Technologies that realize Art line image quality in a zoom lens
FLD glass, SLD glass, and high-refractive index,high-dispersion glass help minimize aberrations.
To help minimize axial and transverse chromatic aberration, this lens features an optimal arrangement of three
FLD (“F” Low Dispersion) glass elements, one SLD (Special Low Dispersion) glass element, three high-refractive index SLD glass elements, and one high-refractive index, high-dispersion glass element. By including one or more low-dispersion element in every element group, this lens ensures outstanding image quality throughout the zoom and focal range.
Featuring a newly designed
Hyper Sonic Motor
To achieve outstanding image quality and F1.8 brightness, SIGMA has enhanced its Hyper Sonic Motor (HSM). Optimizing the layout as well as the shapes of the individual parts, SIGMA has made the HSM 30 percent slimmer than before. In turn, this slimmer HSM has made possible the combination of F1.8 brightness and high image quality in a zoom lens. As with the previous SIGMA HSM, at any time during AF, users may access MF simply by rotating the focus ring. This feature makes faster focus adjustment possible, since there is no need to use the AF/MF focus mode switch. Also, the optional SIGMA USB DOCK allows the user to set the lens to conventional full-time manual focus override.

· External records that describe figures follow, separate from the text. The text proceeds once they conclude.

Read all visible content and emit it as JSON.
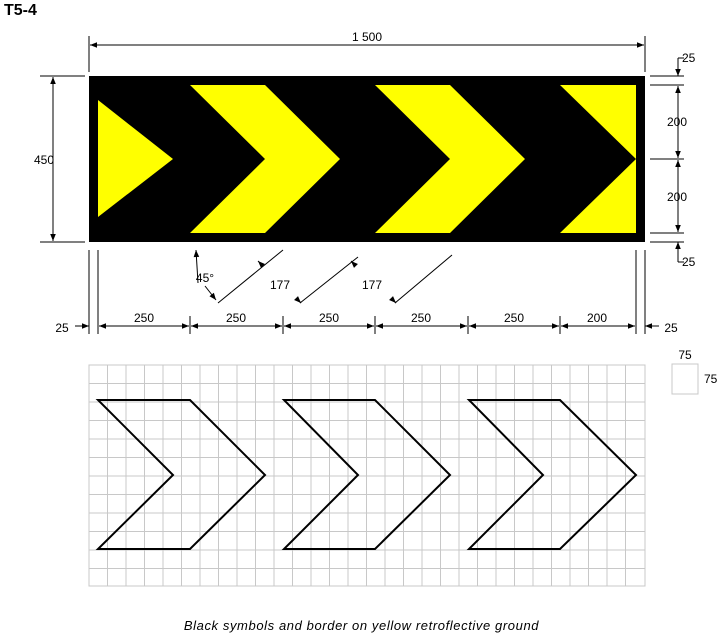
{
  "code": "T5-4",
  "caption": "Black symbols and border on yellow retroflective ground",
  "colors": {
    "ground": "#ffff00",
    "symbols": "#000000",
    "grid": "#c8c8c8",
    "outline": "#000000"
  },
  "dimensions": {
    "overall_width": "1 500",
    "height": "450",
    "border_top": "25",
    "border_bottom": "25",
    "upper_half": "200",
    "lower_half": "200",
    "left_margin": "25",
    "right_margin": "25",
    "segments": [
      "250",
      "250",
      "250",
      "250",
      "250",
      "200"
    ],
    "angle": "45°",
    "stroke_width_1": "177",
    "stroke_width_2": "177"
  },
  "grid_legend": {
    "cell_width": "75",
    "cell_height": "75"
  }
}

Note: The operation of full-time MF may vary based on mount type.
Diaphragm unit designed for smooth operation
The diameter of the diaphragm is the second-largest in the SIGMA lens lineup after that of the SIGMA 200-500mm F2.8 /400-1000mm F5.6 EX DG, necessitating smoother and quicker operation than ever before. To achieve this goal, the diaphragm blades feature Carbon Feather film, and the diaphragm unit features a new polycarbonate made with fluorine. Thanks to these innovations, diaphragm operation is exceptionally smooth even during continuous shooting, while the new polycarbonate is exceptionally durable and wear-resistant.

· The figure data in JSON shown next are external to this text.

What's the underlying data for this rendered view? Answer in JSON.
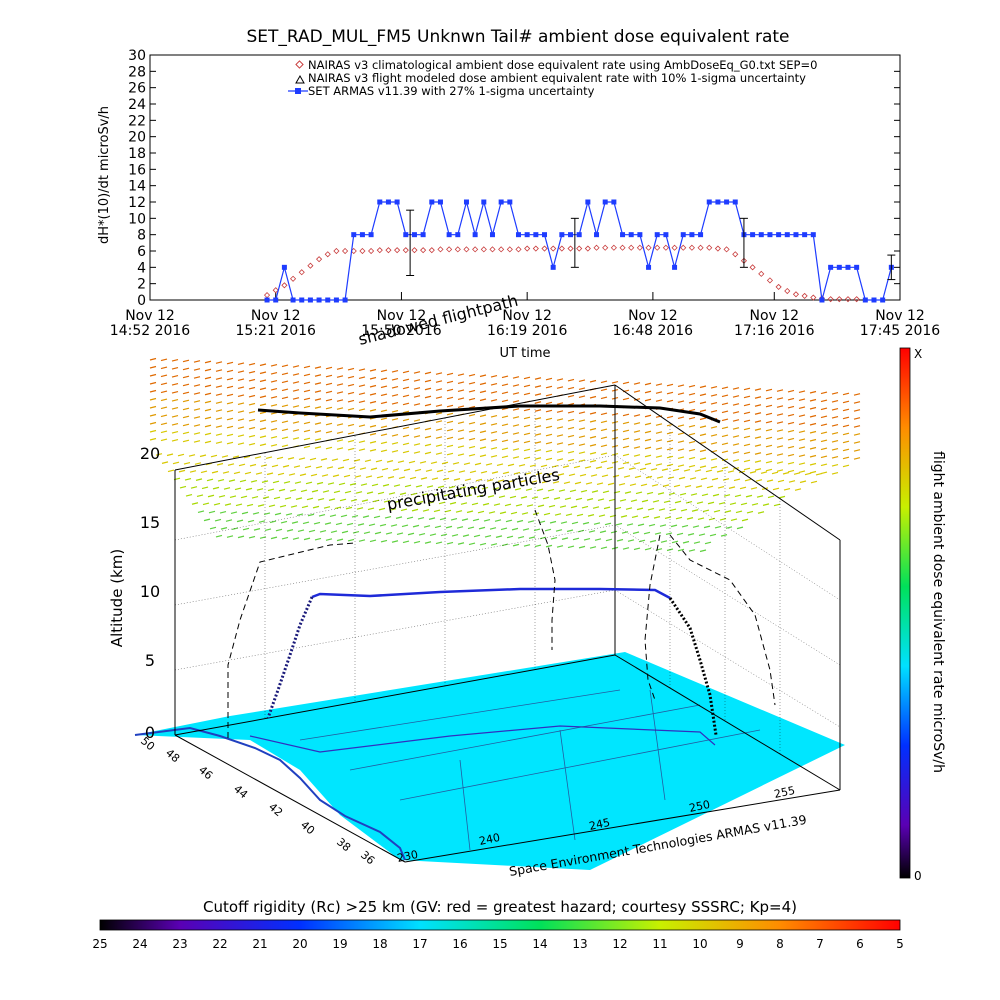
{
  "chart_data": [
    {
      "type": "scatter",
      "title": "SET_RAD_MUL_FM5 Unknwn Tail#  ambient dose equivalent rate",
      "ylabel": "dH*(10)/dt microSv/h",
      "xlabel": "UT time",
      "ylim": [
        0,
        30
      ],
      "yticks": [
        "0",
        "2",
        "4",
        "6",
        "8",
        "10",
        "12",
        "14",
        "16",
        "18",
        "20",
        "22",
        "24",
        "26",
        "28",
        "30"
      ],
      "xlim": [
        0,
        173
      ],
      "xticks": [
        {
          "t": 0,
          "line1": "Nov 12",
          "line2": "14:52 2016"
        },
        {
          "t": 29,
          "line1": "Nov 12",
          "line2": "15:21 2016"
        },
        {
          "t": 58,
          "line1": "Nov 12",
          "line2": "15:50 2016"
        },
        {
          "t": 87,
          "line1": "Nov 12",
          "line2": "16:19 2016"
        },
        {
          "t": 116,
          "line1": "Nov 12",
          "line2": "16:48 2016"
        },
        {
          "t": 144,
          "line1": "Nov 12",
          "line2": "17:16 2016"
        },
        {
          "t": 173,
          "line1": "Nov 12",
          "line2": "17:45 2016"
        }
      ],
      "legend_position": "top-right",
      "series": [
        {
          "name": "NAIRAS v3 climatological ambient dose equivalent rate using AmbDoseEq_G0.txt SEP=0",
          "color": "#c83c3c",
          "marker": "diamond",
          "x": [
            27,
            29,
            31,
            33,
            35,
            37,
            39,
            41,
            43,
            45,
            47,
            49,
            51,
            53,
            55,
            57,
            59,
            61,
            63,
            65,
            67,
            69,
            71,
            73,
            75,
            77,
            79,
            81,
            83,
            85,
            87,
            89,
            91,
            93,
            95,
            97,
            99,
            101,
            103,
            105,
            107,
            109,
            111,
            113,
            115,
            117,
            119,
            121,
            123,
            125,
            127,
            129,
            131,
            133,
            135,
            137,
            139,
            141,
            143,
            145,
            147,
            149,
            151,
            153,
            155,
            157,
            159,
            161,
            163
          ],
          "y": [
            0.6,
            1.2,
            1.8,
            2.6,
            3.4,
            4.2,
            5.0,
            5.6,
            6.0,
            6.0,
            6.0,
            6.0,
            6.0,
            6.1,
            6.1,
            6.1,
            6.1,
            6.1,
            6.1,
            6.1,
            6.2,
            6.2,
            6.2,
            6.2,
            6.2,
            6.2,
            6.2,
            6.2,
            6.2,
            6.2,
            6.3,
            6.3,
            6.3,
            6.3,
            6.3,
            6.3,
            6.3,
            6.3,
            6.4,
            6.4,
            6.4,
            6.4,
            6.4,
            6.4,
            6.4,
            6.4,
            6.4,
            6.4,
            6.4,
            6.4,
            6.4,
            6.4,
            6.3,
            6.2,
            5.6,
            4.8,
            4.0,
            3.2,
            2.4,
            1.6,
            1.1,
            0.7,
            0.5,
            0.3,
            0.2,
            0.1,
            0.1,
            0.1,
            0.1
          ]
        },
        {
          "name": "NAIRAS v3 flight modeled dose ambient equivalent rate with 10% 1-sigma uncertainty",
          "color": "#000000",
          "marker": "triangle",
          "x": [],
          "y": []
        },
        {
          "name": "SET ARMAS v11.39 with 27% 1-sigma uncertainty",
          "color": "#1e3cff",
          "marker": "square",
          "x": [
            27,
            29,
            31,
            33,
            35,
            37,
            39,
            41,
            43,
            45,
            47,
            49,
            51,
            53,
            55,
            57,
            59,
            61,
            63,
            65,
            67,
            69,
            71,
            73,
            75,
            77,
            79,
            81,
            83,
            85,
            87,
            89,
            91,
            93,
            95,
            97,
            99,
            101,
            103,
            105,
            107,
            109,
            111,
            113,
            115,
            117,
            119,
            121,
            123,
            125,
            127,
            129,
            131,
            133,
            135,
            137,
            139,
            141,
            143,
            145,
            147,
            149,
            151,
            153,
            155,
            157,
            159,
            161,
            163,
            165,
            167,
            169,
            171
          ],
          "y": [
            0,
            0,
            4,
            0,
            0,
            0,
            0,
            0,
            0,
            0,
            8,
            8,
            8,
            12,
            12,
            12,
            8,
            8,
            8,
            12,
            12,
            8,
            8,
            12,
            8,
            12,
            8,
            12,
            12,
            8,
            8,
            8,
            8,
            4,
            8,
            8,
            8,
            12,
            8,
            12,
            12,
            8,
            8,
            8,
            4,
            8,
            8,
            4,
            8,
            8,
            8,
            12,
            12,
            12,
            12,
            8,
            8,
            8,
            8,
            8,
            8,
            8,
            8,
            8,
            0,
            4,
            4,
            4,
            4,
            0,
            0,
            0,
            4
          ]
        }
      ],
      "error_bars": [
        {
          "t": 60,
          "y": 7,
          "err": 4
        },
        {
          "t": 98,
          "y": 7,
          "err": 3
        },
        {
          "t": 137,
          "y": 7,
          "err": 3
        },
        {
          "t": 171,
          "y": 4,
          "err": 1.5
        }
      ]
    },
    {
      "type": "3d-scatter",
      "zlabel": "Altitude (km)",
      "zlim": [
        0,
        20
      ],
      "zticks": [
        "0",
        "5",
        "10",
        "15",
        "20"
      ],
      "lat_ticks": [
        "50",
        "48",
        "46",
        "44",
        "42",
        "40",
        "38",
        "36"
      ],
      "lon_ticks": [
        "230",
        "240",
        "245",
        "250",
        "255"
      ],
      "annotations": [
        "shadowed flightpath",
        "precipitating particles"
      ],
      "credit": "Space Environment Technologies ARMAS v11.39",
      "colorbar_label": "flight ambient dose equivalent rate microSv/h",
      "colorbar_min": "0",
      "colorbar_max": "X"
    },
    {
      "type": "colorbar",
      "title": "Cutoff rigidity (Rc) >25 km (GV: red = greatest hazard; courtesy SSSRC; Kp=4)",
      "ticks": [
        "25",
        "24",
        "23",
        "22",
        "21",
        "20",
        "19",
        "18",
        "17",
        "16",
        "15",
        "14",
        "13",
        "12",
        "11",
        "10",
        "9",
        "8",
        "7",
        "6",
        "5"
      ]
    }
  ]
}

Designed to minimize flare and ghosting
From the start of the design process, SIGMA measured flare and ghosting to establish an optical design that is resistant to strong incidental light sources such as backlight. At the prototyping stage, SIGMA used not only simulations but actual photographic experiments to assess flare and ghosting under multiple criteria, identify the causes of these issues under a wide range of situations, and take measures to mitigate them. In addition, SIGMA’s Super Multi-Layer Coating helps further reduce flare and ghosting and provide sharp, high-contrast images even in backlit conditions.